The Dáil was overwhelmingly hostile to my proposal.

Only the Progressive Democrats stood by the café bar idea – eight out of 166 TDs. There was no support elsewhere for the reform. It was shelved.

Of course, the irony is that the “family pub” was facing a far greater, and much stealthier, threat from legislative proposals coming from my FF minister colleagues – in relation to drink-driving and the tobacco ban.

Publicans, faced with dwindling sales and the tax clearance certificates regimes, increasingly sold their licences to be converted into off-licences in supermarkets and filling stations. Naturally,  ”off sales”  rocketed as prices nose-dived.

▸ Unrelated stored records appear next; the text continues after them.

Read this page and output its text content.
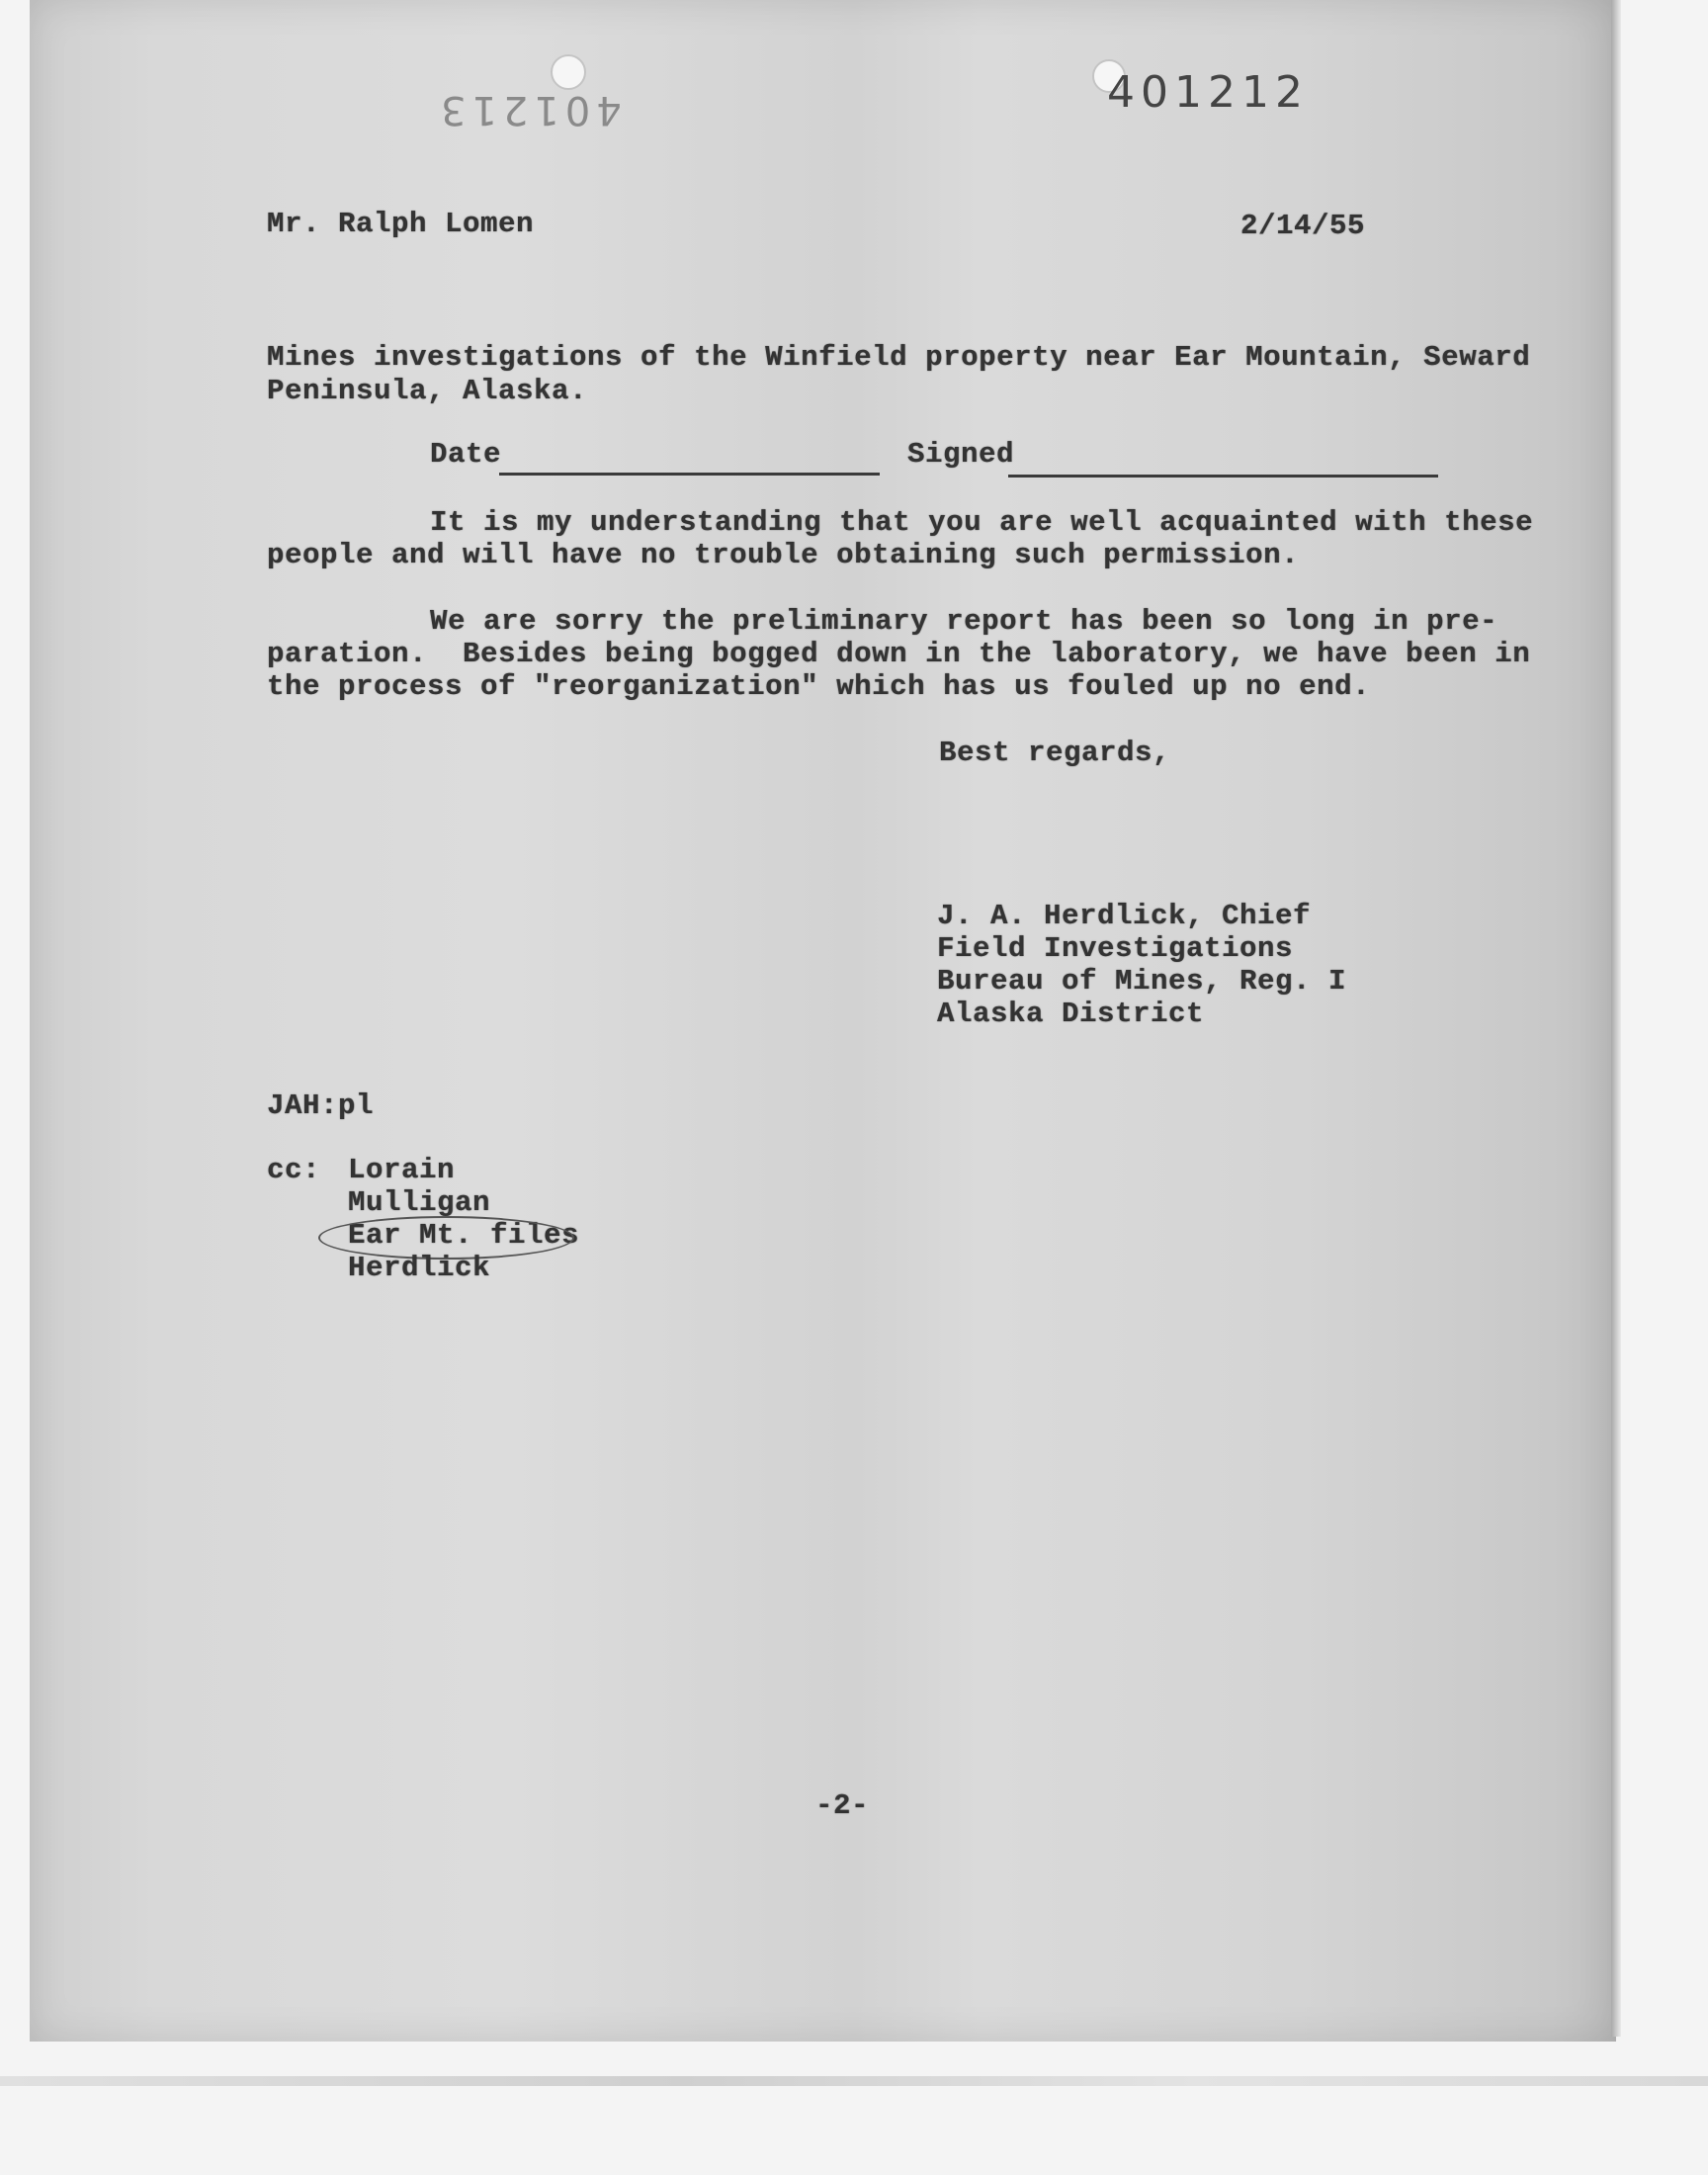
401213	401212
Mr. Ralph Lomen	2/14/55
Mines investigations of the Winfield property near Ear Mountain, Seward
Peninsula, Alaska.
Date	Signed
It is my understanding that you are well acquainted with these
people and will have no trouble obtaining such permission.
We are sorry the preliminary report has been so long in pre-
paration.  Besides being bogged down in the laboratory, we have been in
the process of "reorganization" which has us fouled up no end.
Best regards,
J. A. Herdlick, Chief
Field Investigations
Bureau of Mines, Reg. I
Alaska District
JAH:pl
cc: Lorain
Mulligan
Ear Mt. files
Herdlick
-2-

Home-drinking increased and accelerated the decline in the pub trade.

The licensed trade is now in a sorry state – much of it operated on a part-time basis or managed by bank receivers or faced with closure by the Revenue Commissioners for tax indebtedness.

Some pubs have found a survival strategy in food. Some are still groping their way to becoming  – irony of ironies !– café bars.

The once-strong vintners’ lobby is a shadow of its former formidable self. You can get beer much easier in restaurants than previously.

I still believe the café bar idea is a good one and that the massive political opposition to it was misconceived.

A modest proposal – why not now legislate to allow each local authority decide whether or not to allow café bars in its area?

Then we might see whether the people or the politicians were right all along.